А также, иногда исполняя, а иногда и предвосхищая грядущий социальный заказ, мог отыскать убедительный компромат на кого угодно.
С большой долей уверенности можно сказать, что их отношения напоминали отношения умного средневекового монарха с не менее, а то и более умным шутом.
А главное – Лихарев один мог заменить половину Секретариата ЦК и приличную часть центрального аппарата НКВД. Как у него это получалось, Сталин давно уже не интересовался, то есть не вникал в технологию, не раз и не два убедившись, что информация Валентина достоверна абсолютно и напрочь лишена конъюнктуры. И еще одно – любое задание Валентин мог исполнить буквально за несколько часов: доклад ли составить, полсотни источников проанализировать или полузабытую цитату из неизвестной книги найти. И работать без сна мог сутками, превосходя в этом даже самого Сталина.
Только на час-другой выйдет из кабинета, якобы в библиотеку или архив – и пожалуйста.
Как в русской сказке – пойди туда, не знаю куда…

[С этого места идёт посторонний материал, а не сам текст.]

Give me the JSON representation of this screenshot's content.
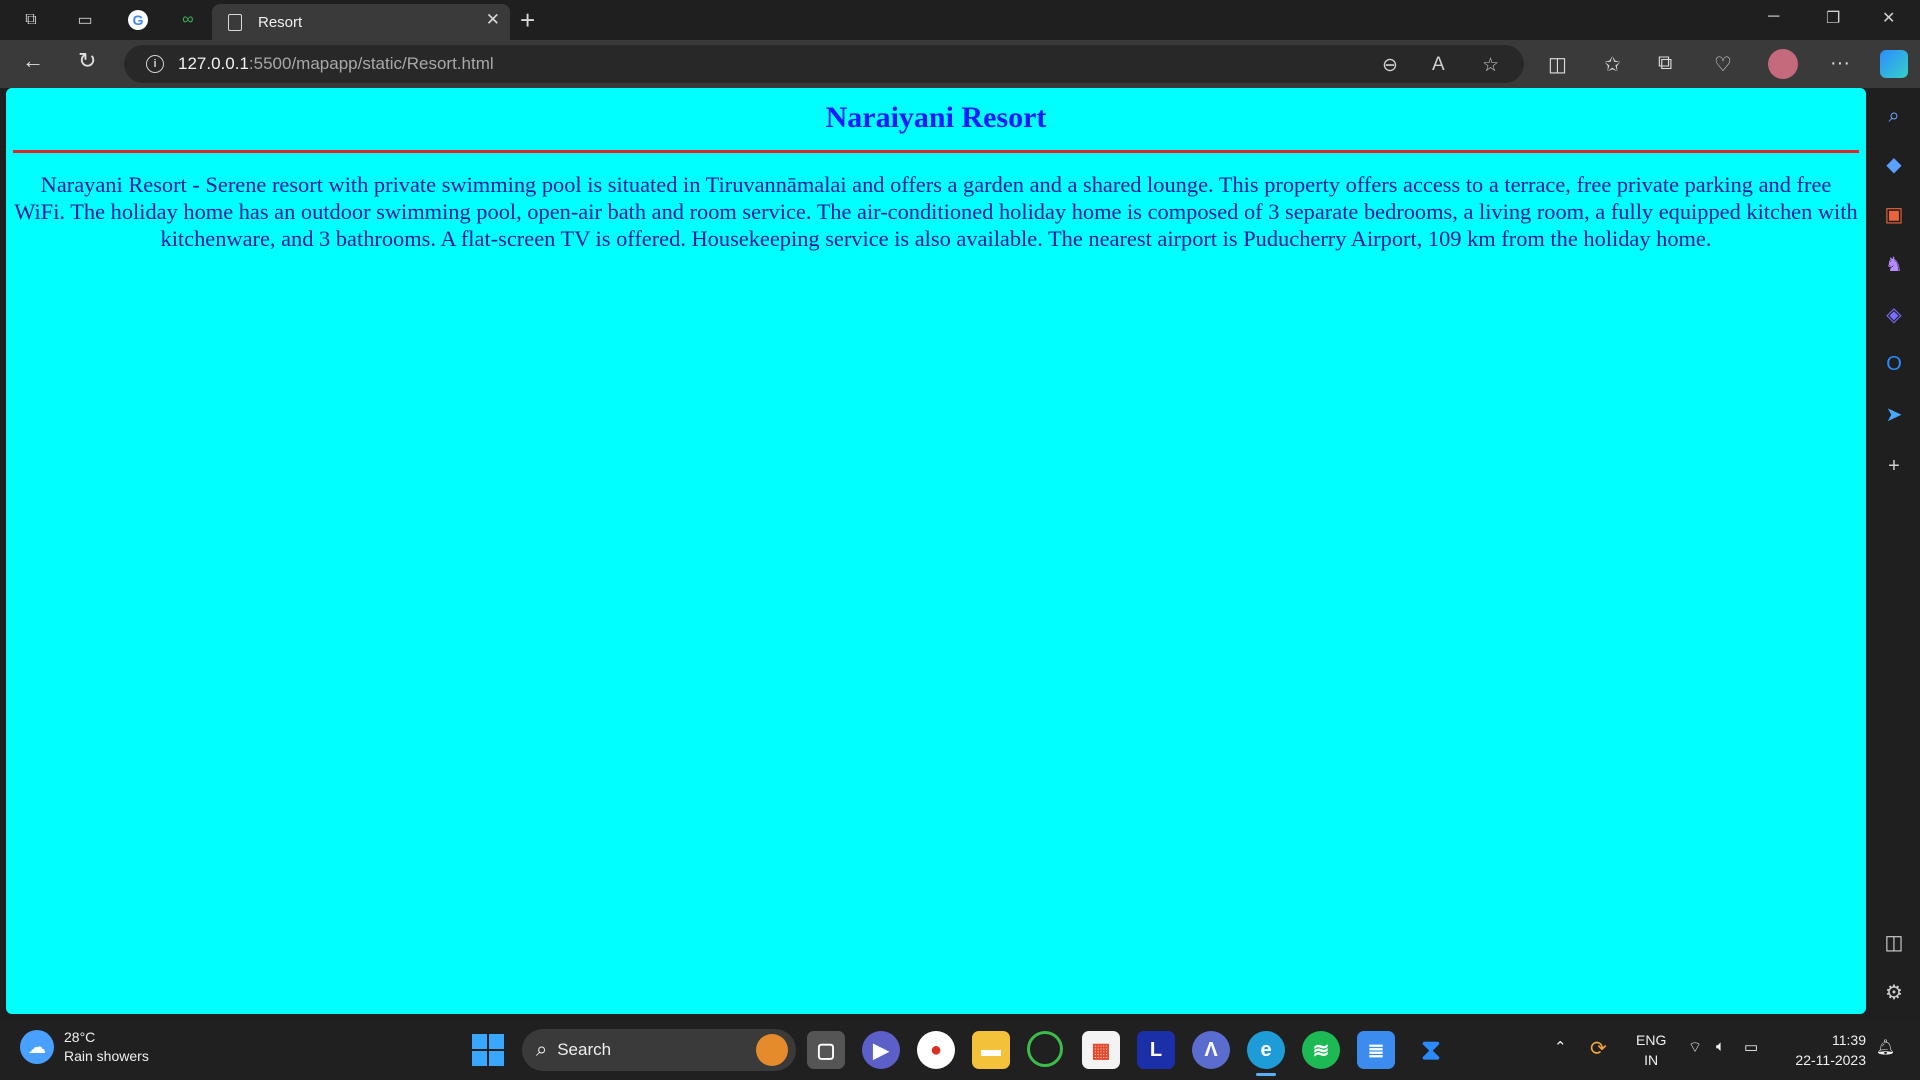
{
  "browser": {
    "active_tab_title": "Resort",
    "url_host": "127.0.0.1",
    "url_rest": ":5500/mapapp/static/Resort.html"
  },
  "page": {
    "title": "Naraiyani Resort",
    "description": "Narayani Resort - Serene resort with private swimming pool is situated in Tiruvannāmalai and offers a garden and a shared lounge. This property offers access to a terrace, free private parking and free WiFi. The holiday home has an outdoor swimming pool, open-air bath and room service. The air-conditioned holiday home is composed of 3 separate bedrooms, a living room, a fully equipped kitchen with kitchenware, and 3 bathrooms. A flat-screen TV is offered. Housekeeping service is also available. The nearest airport is Puducherry Airport, 109 km from the holiday home.",
    "background_color": "#00ffff",
    "title_color": "#1a1aff",
    "rule_color": "#e0262a"
  },
  "taskbar": {
    "weather_temp": "28°C",
    "weather_desc": "Rain showers",
    "search_label": "Search",
    "lang_top": "ENG",
    "lang_bottom": "IN",
    "time": "11:39",
    "date": "22-11-2023"
  }
}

Этого Сталин понять до конца не мог, но ценил. Разобраться, если потребуется, можно и позже, а пользоваться нужно сейчас.

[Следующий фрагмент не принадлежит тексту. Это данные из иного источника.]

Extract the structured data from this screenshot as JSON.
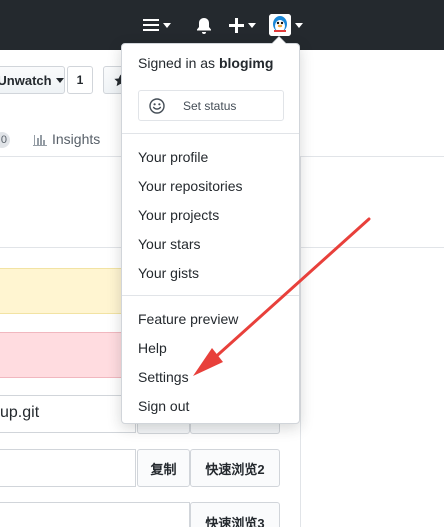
{
  "header": {
    "menu_icon": "hamburger-icon",
    "bell_icon": "bell-icon",
    "plus_icon": "plus-icon",
    "avatar": "avatar-icon"
  },
  "repo": {
    "unwatch_label": "Unwatch",
    "watch_count": "1",
    "star_icon": "star-icon",
    "tab_count_fragment": "0",
    "insights_label": "Insights",
    "clone_url_fragment": "up.git",
    "copy_label": "复制",
    "quick_view_2": "快速浏览2",
    "quick_view_3": "快速浏览3"
  },
  "dropdown": {
    "signed_in_prefix": "Signed in as",
    "username": "blogimg",
    "set_status_label": "Set status",
    "group1": [
      "Your profile",
      "Your repositories",
      "Your projects",
      "Your stars",
      "Your gists"
    ],
    "group2": [
      "Feature preview",
      "Help",
      "Settings",
      "Sign out"
    ]
  },
  "annotation": {
    "arrow_color": "#e8403b"
  }
}
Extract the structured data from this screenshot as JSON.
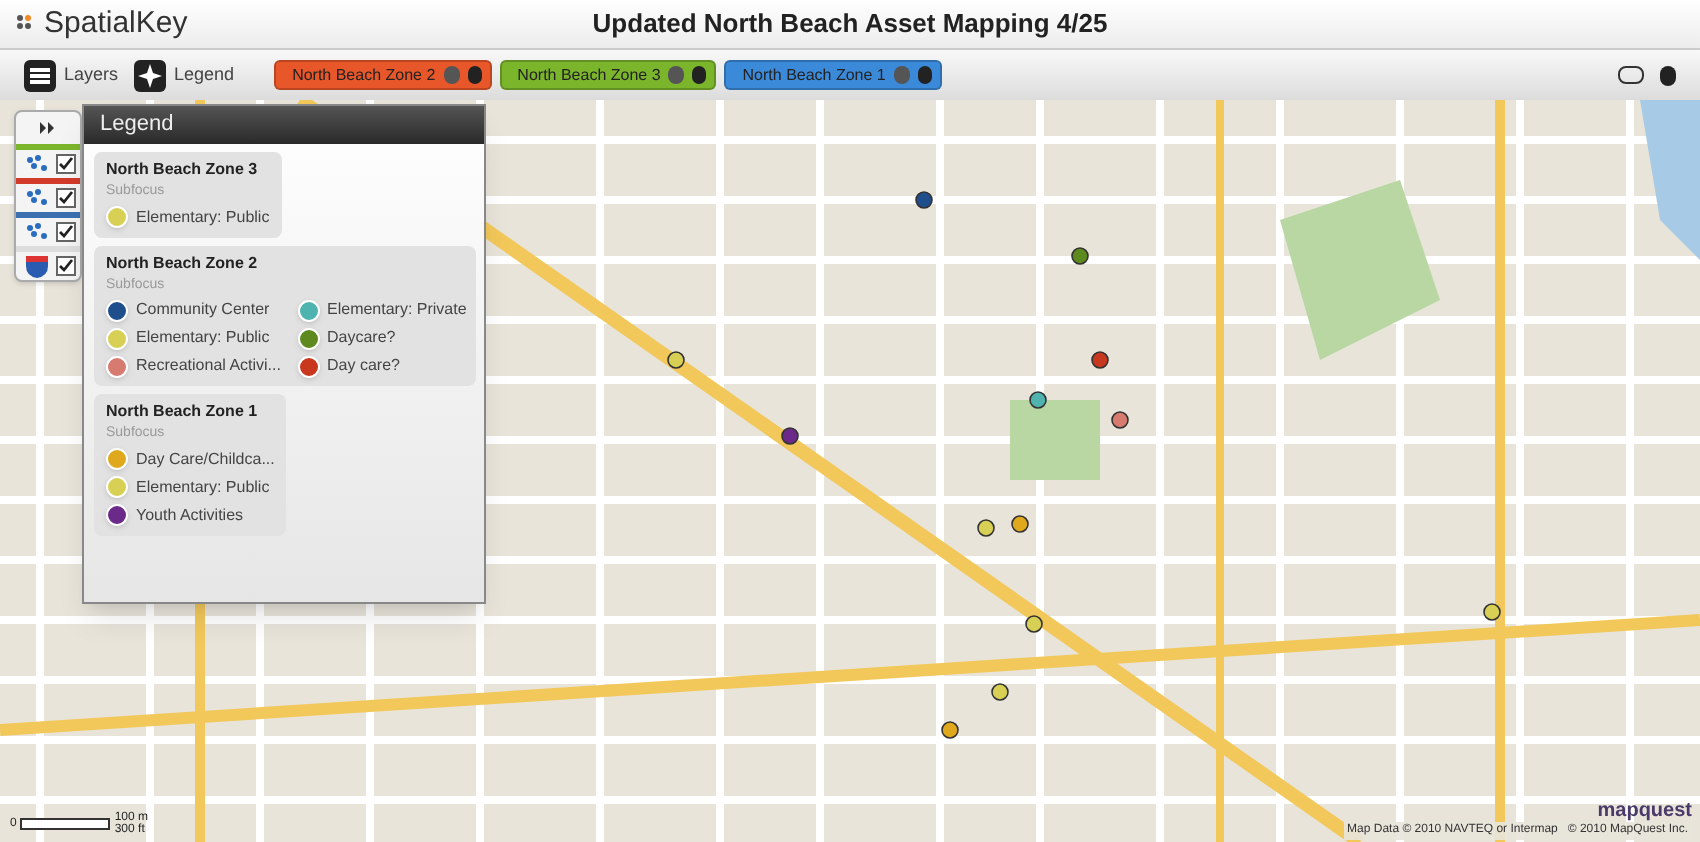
{
  "app": {
    "logo": "SpatialKey",
    "title": "Updated North Beach Asset Mapping 4/25"
  },
  "toolbar": {
    "buttons": [
      {
        "kind": "layers",
        "label": "Layers"
      },
      {
        "kind": "legend",
        "label": "Legend"
      }
    ],
    "filters": [
      {
        "label": "North Beach Zone 2",
        "color": "#e8572a"
      },
      {
        "label": "North Beach Zone 3",
        "color": "#7bb52c"
      },
      {
        "label": "North Beach Zone 1",
        "color": "#3b8ad9"
      }
    ]
  },
  "layers": [
    {
      "kind": "points",
      "color": "#7bb52c",
      "checked": true
    },
    {
      "kind": "points",
      "color": "#d23a2a",
      "checked": true
    },
    {
      "kind": "points",
      "color": "#3a6fb0",
      "checked": true
    },
    {
      "kind": "boundary",
      "checked": true
    }
  ],
  "legend": {
    "title": "Legend",
    "groups": [
      {
        "title": "North Beach Zone 3",
        "subtitle": "Subfocus",
        "items": [
          {
            "label": "Elementary: Public",
            "color": "#d8cf55"
          }
        ]
      },
      {
        "title": "North Beach Zone 2",
        "subtitle": "Subfocus",
        "items": [
          {
            "label": "Community Center",
            "color": "#1f4e8c"
          },
          {
            "label": "Elementary: Private",
            "color": "#4fb3b0"
          },
          {
            "label": "Elementary: Public",
            "color": "#d8cf55"
          },
          {
            "label": "Daycare?",
            "color": "#5d8a1e"
          },
          {
            "label": "Recreational Activi...",
            "color": "#d77a70"
          },
          {
            "label": "Day care?",
            "color": "#c8381e"
          }
        ]
      },
      {
        "title": "North Beach Zone 1",
        "subtitle": "Subfocus",
        "items": [
          {
            "label": "Day Care/Childca...",
            "color": "#e0a81c"
          },
          {
            "label": "Elementary: Public",
            "color": "#d8cf55"
          },
          {
            "label": "Youth Activities",
            "color": "#6b2a8a"
          }
        ]
      }
    ]
  },
  "scale": {
    "zero": "0",
    "metric": "100 m",
    "imperial": "300 ft"
  },
  "attribution": {
    "brand": "mapquest",
    "text": "Map Data © 2010 NAVTEQ or Intermap   © 2010 MapQuest Inc."
  }
}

Еще в самом начале их «сотрудничества» Лихарев как-то сказал вождю:
– Товарищ Сталин, я хоть и коммунист, но кое в чем с Христом согласен. Беру с него пример.
– В чем же?
– Он говорил: «Пусть слова ваши будут: да – да, нет – нет, остальное же от лукавого». Вот и я хочу, чтобы вы это знали.
– Что именно? Библию и Евангелие я изучал задолго до вашего рождения. Надеюсь – не хуже.

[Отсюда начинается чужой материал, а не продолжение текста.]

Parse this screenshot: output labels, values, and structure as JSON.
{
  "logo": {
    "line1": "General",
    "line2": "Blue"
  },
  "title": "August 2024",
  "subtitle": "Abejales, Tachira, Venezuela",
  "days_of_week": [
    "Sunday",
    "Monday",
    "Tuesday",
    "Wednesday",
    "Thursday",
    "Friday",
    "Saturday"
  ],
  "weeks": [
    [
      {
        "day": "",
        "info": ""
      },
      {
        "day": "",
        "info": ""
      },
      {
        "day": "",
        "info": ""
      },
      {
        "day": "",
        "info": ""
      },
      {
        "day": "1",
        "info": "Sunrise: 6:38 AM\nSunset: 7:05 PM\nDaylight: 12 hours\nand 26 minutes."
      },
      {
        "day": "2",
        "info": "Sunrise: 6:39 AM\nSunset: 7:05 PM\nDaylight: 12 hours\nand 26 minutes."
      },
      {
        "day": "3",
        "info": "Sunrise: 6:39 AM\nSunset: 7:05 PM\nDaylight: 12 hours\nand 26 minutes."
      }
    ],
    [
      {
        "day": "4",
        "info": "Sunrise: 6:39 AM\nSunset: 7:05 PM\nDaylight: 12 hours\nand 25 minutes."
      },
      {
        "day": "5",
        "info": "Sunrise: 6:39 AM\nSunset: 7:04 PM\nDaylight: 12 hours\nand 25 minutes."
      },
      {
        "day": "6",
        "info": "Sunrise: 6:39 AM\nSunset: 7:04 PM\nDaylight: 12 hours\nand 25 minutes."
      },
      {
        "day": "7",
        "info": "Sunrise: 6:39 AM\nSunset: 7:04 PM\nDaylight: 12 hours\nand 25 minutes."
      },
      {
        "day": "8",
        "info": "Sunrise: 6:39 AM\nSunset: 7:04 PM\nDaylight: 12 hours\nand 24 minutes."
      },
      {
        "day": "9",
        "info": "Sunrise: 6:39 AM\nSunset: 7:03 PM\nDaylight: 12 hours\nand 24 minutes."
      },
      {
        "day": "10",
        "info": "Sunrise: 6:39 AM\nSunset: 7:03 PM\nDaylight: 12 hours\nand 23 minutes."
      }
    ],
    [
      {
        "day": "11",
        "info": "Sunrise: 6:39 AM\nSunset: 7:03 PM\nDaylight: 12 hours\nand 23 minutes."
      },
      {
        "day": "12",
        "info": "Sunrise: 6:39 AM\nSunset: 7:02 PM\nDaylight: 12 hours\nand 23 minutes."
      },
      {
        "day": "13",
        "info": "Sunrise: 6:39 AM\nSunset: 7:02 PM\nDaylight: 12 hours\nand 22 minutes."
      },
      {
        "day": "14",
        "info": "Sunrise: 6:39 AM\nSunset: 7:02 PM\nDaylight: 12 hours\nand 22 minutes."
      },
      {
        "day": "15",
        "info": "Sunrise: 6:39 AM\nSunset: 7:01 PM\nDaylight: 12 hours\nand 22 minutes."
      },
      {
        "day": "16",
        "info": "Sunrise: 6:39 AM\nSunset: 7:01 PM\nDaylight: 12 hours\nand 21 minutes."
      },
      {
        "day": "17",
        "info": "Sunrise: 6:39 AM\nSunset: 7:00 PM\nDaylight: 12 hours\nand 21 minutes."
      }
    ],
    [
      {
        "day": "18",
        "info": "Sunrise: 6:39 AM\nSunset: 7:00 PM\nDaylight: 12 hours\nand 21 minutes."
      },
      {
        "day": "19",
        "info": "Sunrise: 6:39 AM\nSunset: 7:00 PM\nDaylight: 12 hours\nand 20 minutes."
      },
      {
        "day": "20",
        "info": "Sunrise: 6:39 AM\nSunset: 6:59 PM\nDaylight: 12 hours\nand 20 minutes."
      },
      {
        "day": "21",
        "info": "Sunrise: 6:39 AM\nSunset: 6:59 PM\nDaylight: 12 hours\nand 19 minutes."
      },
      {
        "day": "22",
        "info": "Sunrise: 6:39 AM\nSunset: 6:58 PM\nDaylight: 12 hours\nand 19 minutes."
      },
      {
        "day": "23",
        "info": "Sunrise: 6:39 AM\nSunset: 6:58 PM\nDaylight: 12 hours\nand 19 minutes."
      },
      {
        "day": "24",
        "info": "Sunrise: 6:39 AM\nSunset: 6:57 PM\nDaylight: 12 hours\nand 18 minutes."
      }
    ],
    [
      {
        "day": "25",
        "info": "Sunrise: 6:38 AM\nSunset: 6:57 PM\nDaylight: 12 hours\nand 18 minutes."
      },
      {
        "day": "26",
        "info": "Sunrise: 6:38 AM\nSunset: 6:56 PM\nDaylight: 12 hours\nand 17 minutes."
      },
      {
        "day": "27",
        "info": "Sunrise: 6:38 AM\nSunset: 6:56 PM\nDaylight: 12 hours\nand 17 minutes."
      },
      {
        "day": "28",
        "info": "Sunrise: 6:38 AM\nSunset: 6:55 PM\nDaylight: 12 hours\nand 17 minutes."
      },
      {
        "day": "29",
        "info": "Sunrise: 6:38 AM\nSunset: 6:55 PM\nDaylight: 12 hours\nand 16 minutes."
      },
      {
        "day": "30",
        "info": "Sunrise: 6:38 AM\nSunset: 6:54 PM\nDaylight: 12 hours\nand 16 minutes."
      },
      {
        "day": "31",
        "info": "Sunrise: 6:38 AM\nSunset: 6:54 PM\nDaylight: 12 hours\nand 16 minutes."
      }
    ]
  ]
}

– Что я руководствуюсь на службе этим же принципом. У вас много людей, которые тщательно продумывают, что, как и когда сказать. Я же буду говорить абсолютную правду. Как американский врач американскому пациенту…
– А как он это делает? – заинтересовался Сталин.
– Довольно-таки просто. «На что жалуетесь? Раздевайтесь. Так, все понятно, одевайтесь. У вас неоперабельный рак в последней стадии, умрете через три месяца, если будете принимать вот это, проживете на полгода дольше…»
Сталин с минуту молчал, размышляя, как следует отреагировать. Можно было – по-разному. Наконец он сделал выбор. Засмеялся благодушно-одобрительно.
– Наверное, вы правы, товарищ Лихарев. Кто-нибудь должен играть роль такого врача. Кому-то может показаться жестоким такой подход, но для настоящего большевика он правильный. Владимир Ильич, когда тяжело заболел, тоже обратился не к Троцкому, не к Бухарину, не к жене даже, а ко мне. «Коба, – сказал он, – если мне станет совсем плохо, дай мне яду».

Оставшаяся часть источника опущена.